Increased tuition demands transparency

In May, the Board of Trustees will meet to discuss the approval of a four percent increase in the annual price of tuition and living at Tufts, which will increase to a staggering $61,000. The proposed tuition increase would make Tufts the second most expensive university in all of Massachusetts.

The proposal is expected to be approved and, as with many public and private universities throughout the country, there are legitimate reasons for the increase — staying competitive comes at a hefty price. Retaining top-notch faculty and staff, and supporting residential maintenance are just some of the factors that cause costs for students to rise. But Tufts, a national leader in many disciplines, has fallen behind on transparency.

The Tufts community knows where some of its money is spent. Tufts is quick to emphasize its sizeable and significant financial aid spending, which totaled more than $113 million over all degree programs in the 2013 fiscal year, according to auditing documents posted on Tufts’ finance division website. But, in the same period, operating expenses increased to $767 million and outpaced revenue growth. Of those expenses, 59 percent went to compensation, but the fastest increasing portion was non-compensation expenses, including, “depreciation for the new Tisch Sports and Fitness Center, the biology collaborative cluster and the Tufts Administration Building facade and new Tufts Effectiveness in Administrative Management implementation expenses.”
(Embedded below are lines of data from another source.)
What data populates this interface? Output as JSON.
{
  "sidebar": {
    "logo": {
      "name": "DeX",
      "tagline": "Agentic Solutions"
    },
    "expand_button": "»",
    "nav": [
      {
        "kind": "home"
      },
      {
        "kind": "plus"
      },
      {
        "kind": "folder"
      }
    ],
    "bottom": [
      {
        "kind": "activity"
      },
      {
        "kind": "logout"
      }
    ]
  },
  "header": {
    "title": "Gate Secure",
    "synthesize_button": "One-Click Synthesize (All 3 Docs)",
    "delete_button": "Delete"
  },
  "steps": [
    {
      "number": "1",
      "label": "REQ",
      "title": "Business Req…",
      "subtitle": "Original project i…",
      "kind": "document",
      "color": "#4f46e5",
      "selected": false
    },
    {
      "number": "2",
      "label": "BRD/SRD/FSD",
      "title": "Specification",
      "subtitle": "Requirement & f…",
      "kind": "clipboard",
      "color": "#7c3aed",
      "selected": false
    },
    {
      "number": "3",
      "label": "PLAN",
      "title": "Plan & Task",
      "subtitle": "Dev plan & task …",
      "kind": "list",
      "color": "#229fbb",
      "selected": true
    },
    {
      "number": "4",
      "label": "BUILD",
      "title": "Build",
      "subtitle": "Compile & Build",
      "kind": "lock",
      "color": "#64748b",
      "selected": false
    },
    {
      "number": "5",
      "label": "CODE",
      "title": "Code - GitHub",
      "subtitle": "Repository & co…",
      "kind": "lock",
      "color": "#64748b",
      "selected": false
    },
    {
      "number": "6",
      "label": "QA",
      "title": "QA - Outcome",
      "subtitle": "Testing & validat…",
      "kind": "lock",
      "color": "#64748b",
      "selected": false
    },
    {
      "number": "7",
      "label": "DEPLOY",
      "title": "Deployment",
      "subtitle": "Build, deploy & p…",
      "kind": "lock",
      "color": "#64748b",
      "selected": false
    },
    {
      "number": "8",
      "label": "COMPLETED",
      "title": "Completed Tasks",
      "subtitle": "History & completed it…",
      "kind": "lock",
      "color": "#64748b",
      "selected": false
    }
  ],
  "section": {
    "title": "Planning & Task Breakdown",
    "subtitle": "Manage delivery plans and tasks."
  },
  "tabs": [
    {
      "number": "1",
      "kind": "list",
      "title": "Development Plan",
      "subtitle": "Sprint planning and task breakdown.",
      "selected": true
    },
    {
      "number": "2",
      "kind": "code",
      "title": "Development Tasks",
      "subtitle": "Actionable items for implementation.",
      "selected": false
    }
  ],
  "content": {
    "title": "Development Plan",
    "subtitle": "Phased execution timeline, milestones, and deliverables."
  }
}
That the university provides these figures tucked away on the finance division’s website is good, but it isn’t enough. In the 2012-13 Tufts University Fact Book posted on the Provost’s site, many of the operating budgets of the university’s schools are provided, without comment. The university could stand to improve the clarity of its financial records by providing historical trends for each school beyond just the previous year, and should try to relate its spending to other comparable institutions within the region and the nation.

Revenue and expense figures, tucked away into documents that are hundreds of pages long and only completely accessible to professional accountants, are essentially useless to students. Tufts’ administration, through current programs like the Tisch Active Citizenship Summer and new ones like Tufts 1+4, stresses how important active, well-informed citizens are to the university and the world. One way for the university to better inform its students, and to hold itself accountable, would be to offer a simple accounting of where student’s tuition dollars are spent directly on students’ tuition bills. With a full and understandable representation of the university’s budget, students will be able to make a fully informed choice between another year of classes and, possibly, a new luxury car. If the university is spending its money well, as it seems to be, that choice should be no choice at all.